A comma splice is an error caused by joining two strong clauses with only a comma instead of separating the clauses with a conjunction, a semicolon, or a period. A run-on sentence, which is incorrect, is created by joining two strong clauses without any punctuation.

Incorrect:
Time flies when we are having fun, we are always having fun. (Comma splice)
Time flies when we are having fun we are always having fun. (Run-on sentence)

Correct:
Time flies when we are having fun; we are always having fun.
OR
Time flies when we are having fun, and we are always having fun. (Comma is optional because both strong clauses are short.)
OR
Time flies when we are having fun.

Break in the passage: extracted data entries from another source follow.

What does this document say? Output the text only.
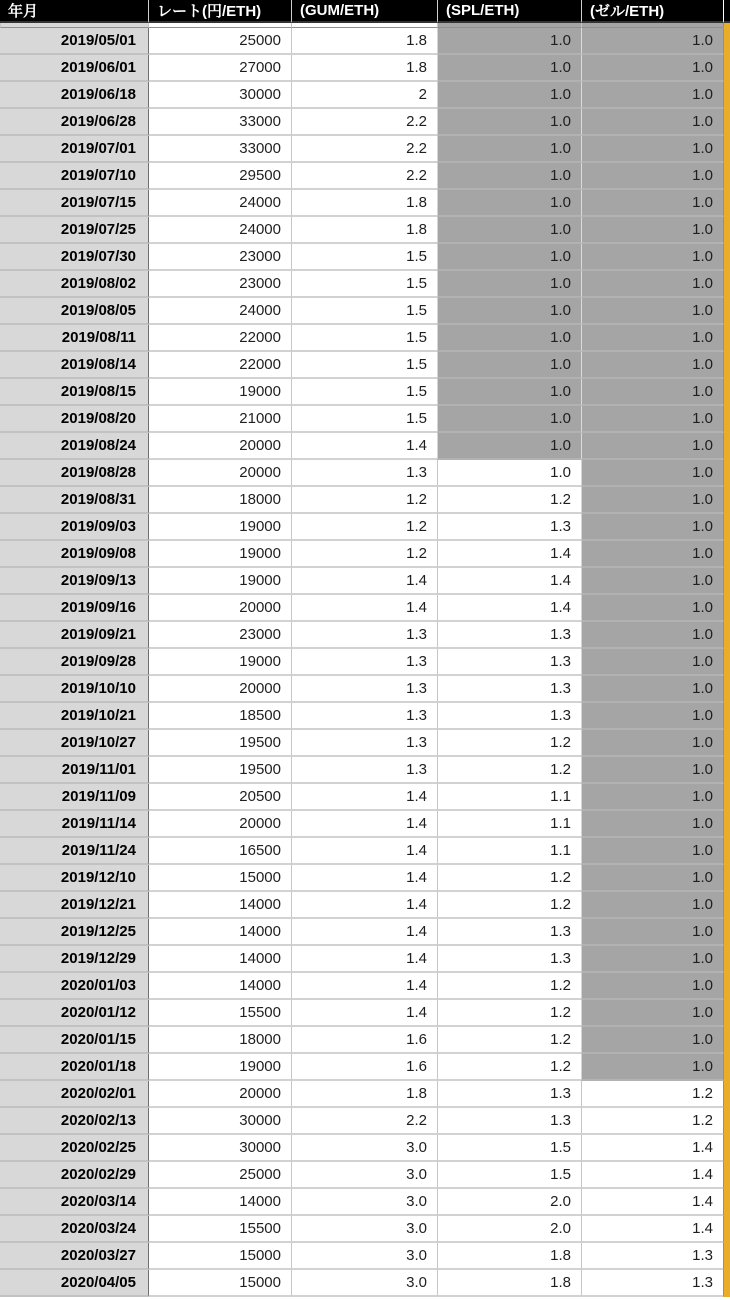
年月	レート(円/ETH)	(GUM/ETH)	(SPL/ETH)	(ゼル/ETH)	

2019/05/01	25000	1.8	1.0	1.0	
2019/06/01	27000	1.8	1.0	1.0	
2019/06/18	30000	2	1.0	1.0	
2019/06/28	33000	2.2	1.0	1.0	
2019/07/01	33000	2.2	1.0	1.0	
2019/07/10	29500	2.2	1.0	1.0	
2019/07/15	24000	1.8	1.0	1.0	
2019/07/25	24000	1.8	1.0	1.0	
2019/07/30	23000	1.5	1.0	1.0	
2019/08/02	23000	1.5	1.0	1.0	
2019/08/05	24000	1.5	1.0	1.0	
2019/08/11	22000	1.5	1.0	1.0	
2019/08/14	22000	1.5	1.0	1.0	
2019/08/15	19000	1.5	1.0	1.0	
2019/08/20	21000	1.5	1.0	1.0	
2019/08/24	20000	1.4	1.0	1.0	
2019/08/28	20000	1.3	1.0	1.0	
2019/08/31	18000	1.2	1.2	1.0	
2019/09/03	19000	1.2	1.3	1.0	
2019/09/08	19000	1.2	1.4	1.0	
2019/09/13	19000	1.4	1.4	1.0	
2019/09/16	20000	1.4	1.4	1.0	
2019/09/21	23000	1.3	1.3	1.0	
2019/09/28	19000	1.3	1.3	1.0	
2019/10/10	20000	1.3	1.3	1.0	
2019/10/21	18500	1.3	1.3	1.0	
2019/10/27	19500	1.3	1.2	1.0	
2019/11/01	19500	1.3	1.2	1.0	
2019/11/09	20500	1.4	1.1	1.0	
2019/11/14	20000	1.4	1.1	1.0	
2019/11/24	16500	1.4	1.1	1.0	
2019/12/10	15000	1.4	1.2	1.0	
2019/12/21	14000	1.4	1.2	1.0	
2019/12/25	14000	1.4	1.3	1.0	
2019/12/29	14000	1.4	1.3	1.0	
2020/01/03	14000	1.4	1.2	1.0	
2020/01/12	15500	1.4	1.2	1.0	
2020/01/15	18000	1.6	1.2	1.0	
2020/01/18	19000	1.6	1.2	1.0	
2020/02/01	20000	1.8	1.3	1.2	
2020/02/13	30000	2.2	1.3	1.2	
2020/02/25	30000	3.0	1.5	1.4	
2020/02/29	25000	3.0	1.5	1.4	
2020/03/14	14000	3.0	2.0	1.4	
2020/03/24	15500	3.0	2.0	1.4	
2020/03/27	15000	3.0	1.8	1.3	
2020/04/05	15000	3.0	1.8	1.3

We are always having fun.

Rule 15

If the subject does not appear in front of the second verb, do not use a comma.

Example:
He thought quickly but still did not answer correctly.

Rule 16

Use commas to introduce or interrupt direct quotations shorter than three lines.

Examples:
He actually said, "I do not care."
"Why," I asked, "do you always forget to do it?"

Rule 17

Use a comma to separate a statement from a question.

Example:
I can go, can't I?

Rule 18

Use a comma to separate contrasting parts of a sentence.

Example:
That is my money, not yours.

Rule 19

Use a comma when beginning sentences with introductory words such as well, now, or yes.

Examples:
Yes, I do need that report.
Well, I never thought I'd live to see the day…

Rule 20

Use commas surrounding words such as therefore and however when they are used as interrupters.

Examples:
I would, therefore, like a response.
I would be happy, however, to volunteer for the Red Cross.

Rule 21

Use either a comma or a semicolon before introductory words such as namely, that is, i.e., for example, e.g., or for instance when they are followed by a series of items. Use a comma after the introductory word.

Examples:
You may be required to bring many items, e.g., sleeping bags, pans, and warm clothing.
OR
You may be required to bring many items; e.g., sleeping bags, pans, and warm clothing.